The central bank says annual headline inflation likely peaked at 3.9% in the June quarter, and sees it dropping to 3.3% for the September quarter. It said “some further reduction in monetary stimulus” is probably coming, but any changes to the OCR will depend on new data and how firms set their prices.
The move marked the RBNZ’s first rate hike since May 2023, ending a hold on the OCR at 2.25% that started in November 2025. Governor Anna Breman said that softer oil prices and a cash rate still in stimulatory territory could boost growth in the second half. ANZ New Zealand chief economist Sharon Zollner said the economy didn’t need that support anymore.
Westpac is lifting all its variable home and business loan rates by 0.25 percentage point. The new rates start July 13 for new borrowers and July 16 for current customers. Fixed home loan rates will stay the same. Sarah Hearn, Westpac NZ’s managing director of product, sustainability and marketing, said the bank will keep backing “both borrowers and savers” in this tightening cycle.
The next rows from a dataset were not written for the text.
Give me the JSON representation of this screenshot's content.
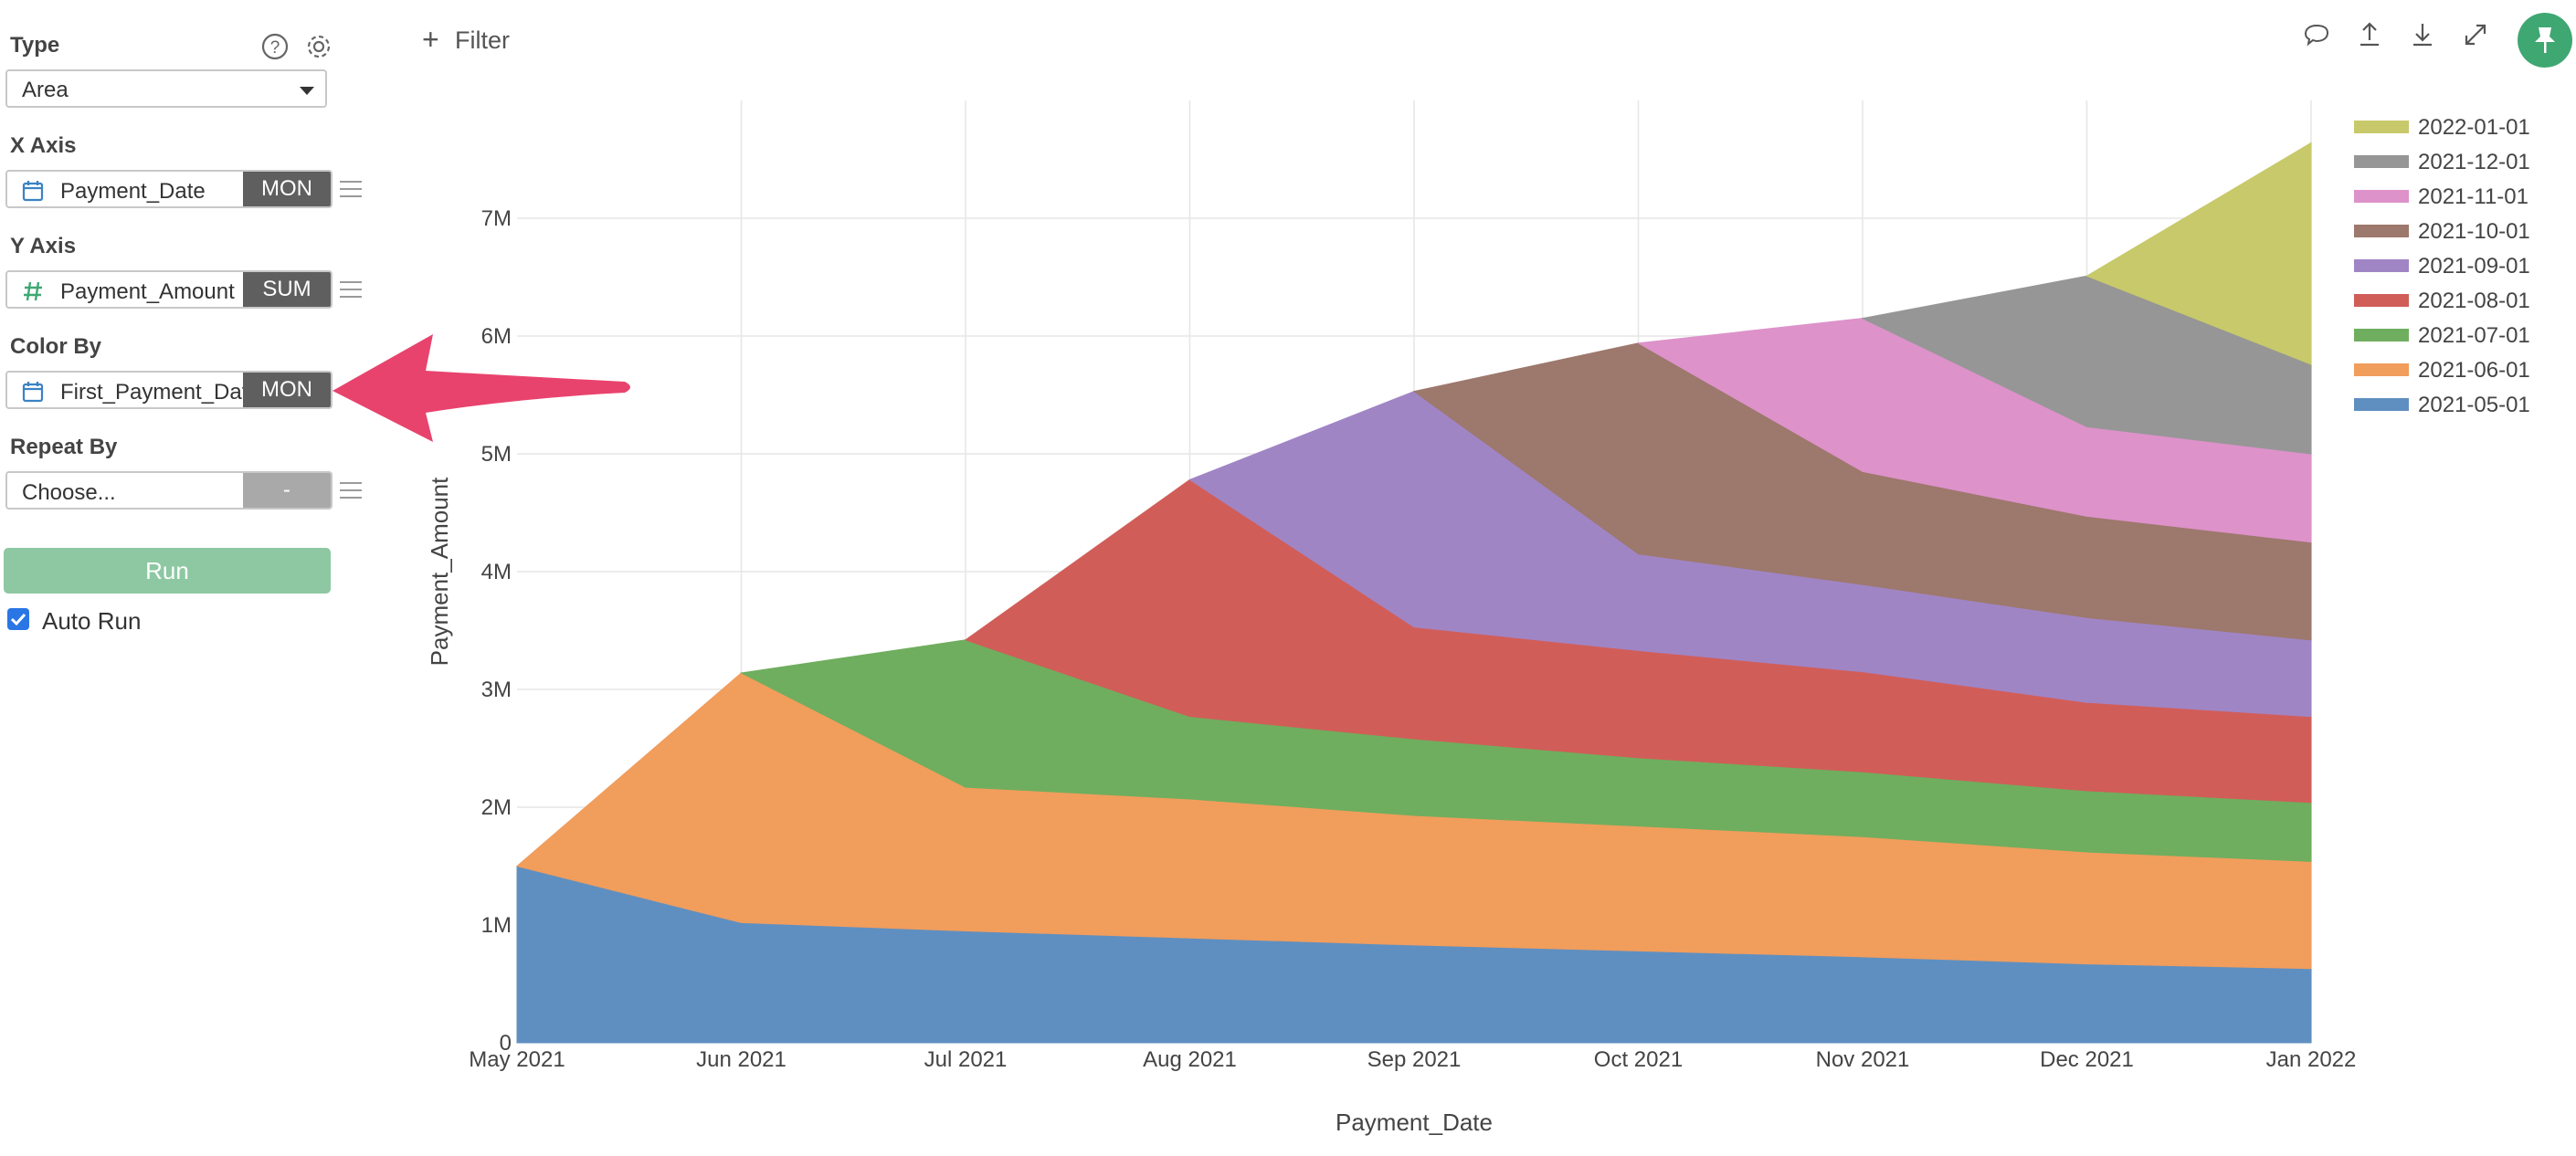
{
  "panel": {
    "type": {
      "label": "Type",
      "value": "Area"
    },
    "x_axis": {
      "label": "X Axis",
      "field": "Payment_Date",
      "agg": "MON",
      "icon": "calendar-icon"
    },
    "y_axis": {
      "label": "Y Axis",
      "field": "Payment_Amount",
      "agg": "SUM",
      "icon": "hash-icon"
    },
    "color_by": {
      "label": "Color By",
      "field": "First_Payment_Date",
      "agg": "MON",
      "icon": "calendar-icon"
    },
    "repeat_by": {
      "label": "Repeat By",
      "placeholder": "Choose...",
      "agg": "-"
    },
    "run_label": "Run",
    "auto_run_label": "Auto Run",
    "auto_run_checked": true
  },
  "toolbar": {
    "filter_label": "Filter",
    "icons": [
      "comment-icon",
      "upload-icon",
      "download-icon",
      "expand-icon",
      "pin-icon"
    ]
  },
  "colors": {
    "accent_green": "#3fa772",
    "run_button": "#8dc8a3",
    "annotation_arrow": "#e8436d",
    "aggregation_badge": "#5f5f5f"
  },
  "chart_data": {
    "type": "area",
    "stacked": true,
    "xlabel": "Payment_Date",
    "ylabel": "Payment_Amount",
    "ylim": [
      0,
      8000000
    ],
    "y_ticks": [
      0,
      1000000,
      2000000,
      3000000,
      4000000,
      5000000,
      6000000,
      7000000
    ],
    "y_tick_labels": [
      "0",
      "1M",
      "2M",
      "3M",
      "4M",
      "5M",
      "6M",
      "7M"
    ],
    "categories": [
      "May 2021",
      "Jun 2021",
      "Jul 2021",
      "Aug 2021",
      "Sep 2021",
      "Oct 2021",
      "Nov 2021",
      "Dec 2021",
      "Jan 2022"
    ],
    "grid": true,
    "legend_position": "top-right",
    "series": [
      {
        "name": "2021-05-01",
        "color": "#5f8fc0",
        "values": [
          1500000,
          1020000,
          950000,
          890000,
          830000,
          780000,
          730000,
          670000,
          630000
        ]
      },
      {
        "name": "2021-06-01",
        "color": "#f19d5c",
        "values": [
          null,
          2120000,
          1220000,
          1180000,
          1100000,
          1060000,
          1020000,
          950000,
          910000
        ]
      },
      {
        "name": "2021-07-01",
        "color": "#6fae5e",
        "values": [
          null,
          null,
          1250000,
          700000,
          650000,
          580000,
          550000,
          520000,
          500000
        ]
      },
      {
        "name": "2021-08-01",
        "color": "#d15d59",
        "values": [
          null,
          null,
          null,
          2010000,
          950000,
          910000,
          850000,
          750000,
          730000
        ]
      },
      {
        "name": "2021-09-01",
        "color": "#a085c5",
        "values": [
          null,
          null,
          null,
          null,
          2000000,
          820000,
          740000,
          720000,
          650000
        ]
      },
      {
        "name": "2021-10-01",
        "color": "#9d786c",
        "values": [
          null,
          null,
          null,
          null,
          null,
          1790000,
          960000,
          860000,
          830000
        ]
      },
      {
        "name": "2021-11-01",
        "color": "#dd92ca",
        "values": [
          null,
          null,
          null,
          null,
          null,
          null,
          1300000,
          760000,
          750000
        ]
      },
      {
        "name": "2021-12-01",
        "color": "#969696",
        "values": [
          null,
          null,
          null,
          null,
          null,
          null,
          null,
          1280000,
          760000
        ]
      },
      {
        "name": "2022-01-01",
        "color": "#c8c96a",
        "values": [
          null,
          null,
          null,
          null,
          null,
          null,
          null,
          null,
          1880000
        ]
      }
    ]
  }
}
Westpac NZ
Westpac is lifting its Bonus Saver rate by 0.25 percentage point from July 13, but its Notice Saver stays at 3.00%. The move points to a familiar cycle—floating mortgage customers see immediate changes, savers take a partial gain, and those on fixed-rate home loans won’t face bigger payments until their deals expire.
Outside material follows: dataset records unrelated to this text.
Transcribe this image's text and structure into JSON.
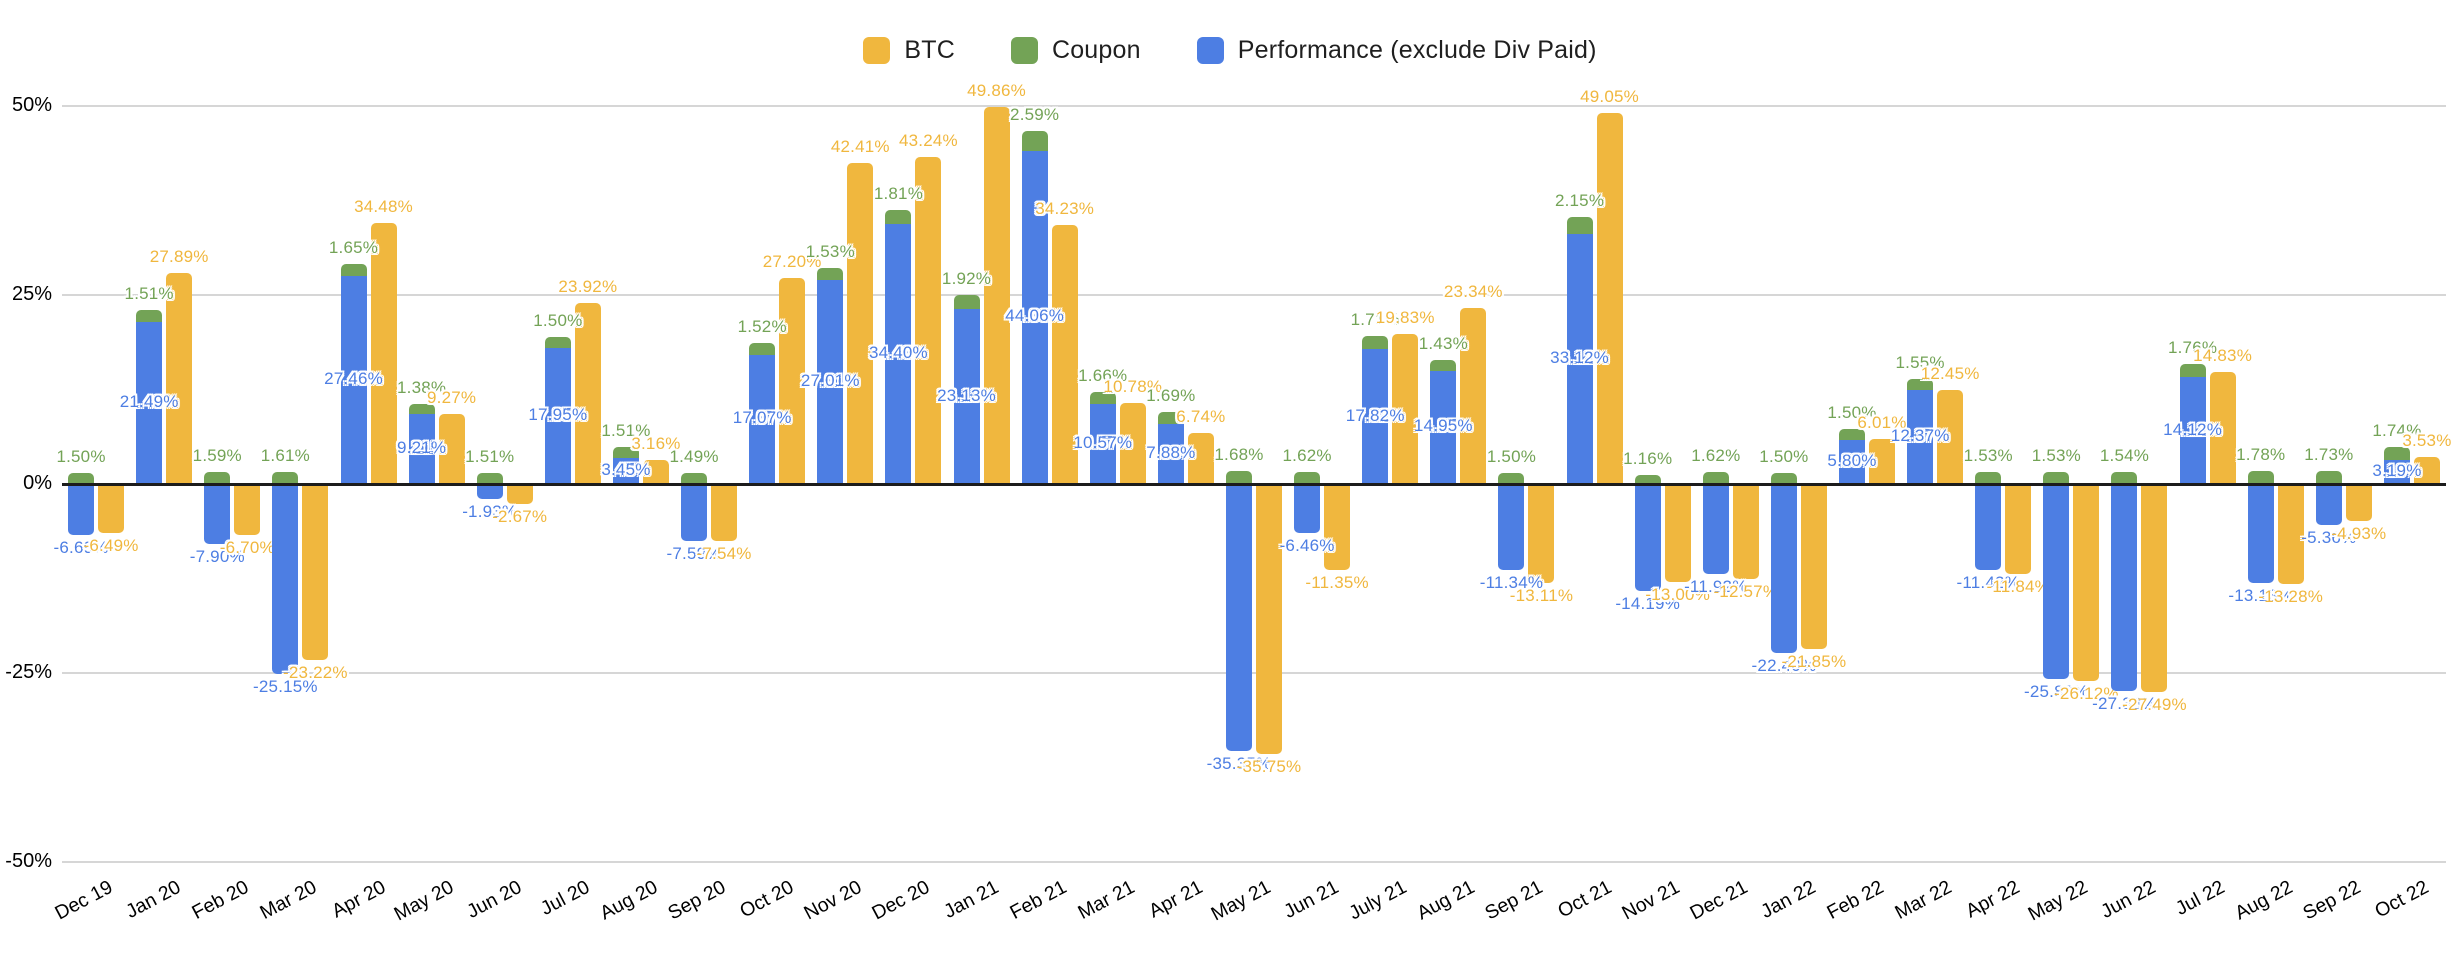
{
  "chart_data": {
    "type": "bar",
    "title": "",
    "xlabel": "",
    "ylabel": "",
    "categories": [
      "Dec 19",
      "Jan 20",
      "Feb 20",
      "Mar 20",
      "Apr 20",
      "May 20",
      "Jun 20",
      "Jul 20",
      "Aug 20",
      "Sep 20",
      "Oct 20",
      "Nov 20",
      "Dec 20",
      "Jan 21",
      "Feb 21",
      "Mar 21",
      "Apr 21",
      "May 21",
      "Jun 21",
      "July 21",
      "Aug 21",
      "Sep 21",
      "Oct 21",
      "Nov 21",
      "Dec 21",
      "Jan 22",
      "Feb 22",
      "Mar 22",
      "Apr 22",
      "May 22",
      "Jun 22",
      "Jul 22",
      "Aug 22",
      "Sep 22",
      "Oct 22"
    ],
    "series": [
      {
        "name": "BTC",
        "color": "#F0B73E",
        "role": "standalone-bar",
        "values": [
          -6.49,
          27.89,
          -6.7,
          -23.22,
          34.48,
          9.27,
          -2.67,
          23.92,
          3.16,
          -7.54,
          27.2,
          42.41,
          43.24,
          49.86,
          34.23,
          10.78,
          6.74,
          -35.75,
          -11.35,
          19.83,
          23.34,
          -13.11,
          49.05,
          -13.0,
          -12.57,
          -21.85,
          6.01,
          12.45,
          -11.84,
          -26.12,
          -27.49,
          14.83,
          -13.28,
          -4.93,
          3.53
        ]
      },
      {
        "name": "Coupon",
        "color": "#73A356",
        "role": "stacked-top-segment",
        "values": [
          1.5,
          1.51,
          1.59,
          1.61,
          1.65,
          1.38,
          1.51,
          1.5,
          1.51,
          1.49,
          1.52,
          1.53,
          1.81,
          1.92,
          2.59,
          1.66,
          1.69,
          1.68,
          1.62,
          1.71,
          1.43,
          1.5,
          2.15,
          1.16,
          1.62,
          1.5,
          1.5,
          1.55,
          1.53,
          1.53,
          1.54,
          1.76,
          1.78,
          1.73,
          1.74
        ]
      },
      {
        "name": "Performance (exclude Div Paid)",
        "color": "#4D7EE3",
        "role": "stacked-base-segment",
        "values": [
          -6.69,
          21.49,
          -7.9,
          -25.15,
          27.46,
          9.21,
          -1.93,
          17.95,
          3.45,
          -7.59,
          17.07,
          27.01,
          34.4,
          23.13,
          44.06,
          10.57,
          7.88,
          -35.35,
          -6.46,
          17.82,
          14.95,
          -11.34,
          33.12,
          -14.19,
          -11.92,
          -22.4,
          5.8,
          12.37,
          -11.42,
          -25.83,
          -27.38,
          14.12,
          -13.13,
          -5.36,
          3.19
        ]
      }
    ],
    "value_label_format": "0.00%",
    "y_ticks": [
      "50%",
      "25%",
      "0%",
      "-25%",
      "-50%"
    ],
    "ylim": [
      -50,
      50
    ],
    "grid": true,
    "legend_position": "top-center",
    "background_color": "#ffffff",
    "gridline_color": "#d6d6d6",
    "zero_line_color": "#1c1c1c",
    "axis_text_color": "#000000"
  }
}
Westpac New Zealand Economics’ Kelly Eckhold said the rate hike took markets by surprise and that the RBNZ seemed to signal more tightening ahead. Westpac said it still saw another OCR hike at the September Monetary Policy Statement and kept its year-end OCR call at 2.75% to 3.00%.
Abhijit Surya, senior Asia economist at Capital Economics, said the RBNZ’s cautious tone matched his forecast that rates move up slowly to a 3.25% top next year, with hikes probably coming every other meeting.
The central bank might be tightening policy while the recovery is still narrow. The RBNZ committee wasn’t unified on inflation: two members saw upside risks, four viewed risks about balanced. Breman said weak demand could stop firms from raising prices.
The next big test is the June-quarter CPI, out July 21. The RBNZ’s next OCR call lands Sept. 2, so officials will get one set of inflation numbers and a few weeks of bank-rate data to judge if this week’s move signals a new tightening cycle or just a tentative step.